Деревушка напоминала ту, что мы покинули утром, хотя казалась поменьше, а главная площадь здесь была не круглой, а прямоугольной. Все те же одноэтажные бунгало и крытые тростником веранды. Все было тихо и спокойно. Прибыли и Анна с Эпаминондасом. Женщины ткали на своих верандах. Играли детишки, голые, цвета горячей меди. Кузнец вытачивал какое-то орудие, рассеивая снопы сверкающих на солнце голубоватых искр. Мужчины, присев на корточки, перебирали сорго [4]. Кузнец посмотрел на нас, потом снова принялся за работу. Женщины продолжали прилежно ткать, мужчины — перебирать сорго. Только одни детишки с птичьим гомоном устремились нам навстречу. Больше никто даже не шелохнулся. Легран скорчил какую-то странную гримасу. Было совершенно очевидно, что нас здесь ждали, и более того, гостями мы здесь оказались явно нежелательными. Легран долго чесал в затылке, прежде чем признался, что не находит такому приему никакого разумного объяснения. Указал нам на пустую веранду и велел присесть. Двое мангбуту сразу же устремились к дому, что стоял справа от площади, что-нибудь метрах в десяти от нас, и Легран последовал за ними. Когда Легран стал удаляться от нас, мы заметили на веранде дома женщину, она сидела на циновке и смотрела в нашу сторону. Двое мангбуту попытались ей что-то сказать, но она даже не прислушалась к их словам. В отличие от остальных, эта женщина ровно ничего не делала. Просто смотрела на Анну. Она была красива. У нас было такое впечатление, будто Легран был с ней знаком и раньше, он поздоровался, бесцеремонно отодвинул в сторону двоих мангбуту и тоже попытался что-то ей сказать. Судя по всему, она была очень молода. И, похоже, не из этого селения — повязка на ней цветом и формой явно отличала ее от всех остальных местных женщин: из ткани отменного качества, серая, с вытканными красными птицами, и не обвязана, как у других, вокруг талии, а перекинута через плечо. Так что обнажена была только одна грудь. Восхитительной формы. Насколько мы могли судить, женщина была небольшого роста, но все-таки выше, чем большинство мангбутийских женщин, каких нам уже довелось увидеть. Кожа на руках и плечах была того же медного цвета, что и у местных ребятишек. Совсем детскими, полными и гладкими, были щеки. Нет, она явно не из этого селения, должно быть, явилась сюда откуда-то издалека, скорей всего, из города. Да и на губах, широких и пухлых, были видны следы губной помады.

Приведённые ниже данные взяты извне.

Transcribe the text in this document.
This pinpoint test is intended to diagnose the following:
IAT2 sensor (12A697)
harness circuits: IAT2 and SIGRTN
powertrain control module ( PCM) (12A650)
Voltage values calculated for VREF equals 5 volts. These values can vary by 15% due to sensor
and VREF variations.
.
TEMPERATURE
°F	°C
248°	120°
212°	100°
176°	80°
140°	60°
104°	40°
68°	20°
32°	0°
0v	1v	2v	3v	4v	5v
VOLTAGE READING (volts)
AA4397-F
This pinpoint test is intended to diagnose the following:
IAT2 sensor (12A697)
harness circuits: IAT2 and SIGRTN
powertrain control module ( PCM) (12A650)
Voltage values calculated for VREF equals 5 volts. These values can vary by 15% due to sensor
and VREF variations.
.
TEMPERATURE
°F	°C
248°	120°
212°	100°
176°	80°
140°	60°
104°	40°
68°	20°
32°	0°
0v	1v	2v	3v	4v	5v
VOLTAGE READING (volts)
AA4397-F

Надо всем селением витал какой-то странный запах.

Легран говорил минуты три. Потом подождал. Она тоже выдержала паузу и очень кратко что-то ответила, по-прежнему не сводя взгляда с Анны. Зубы придавали черноте ее кожи какой-то дикий отблеск.

На веранде дома, подвешенные к столбам, красовалось две маски танцоров, они были черно-белые, расписаны по дереву и увенчаны острыми, торчащими, как два язычка пламени, рожками. Анна тоже не могла оторвать от них глаз. Легран снова заговорил с женщиной. Но на сей раз она ничего ему не ответила. Он подумал, почесал в затылке и обернулся к нам.

— Она не хочет сказать, где он,— сообщил Легран.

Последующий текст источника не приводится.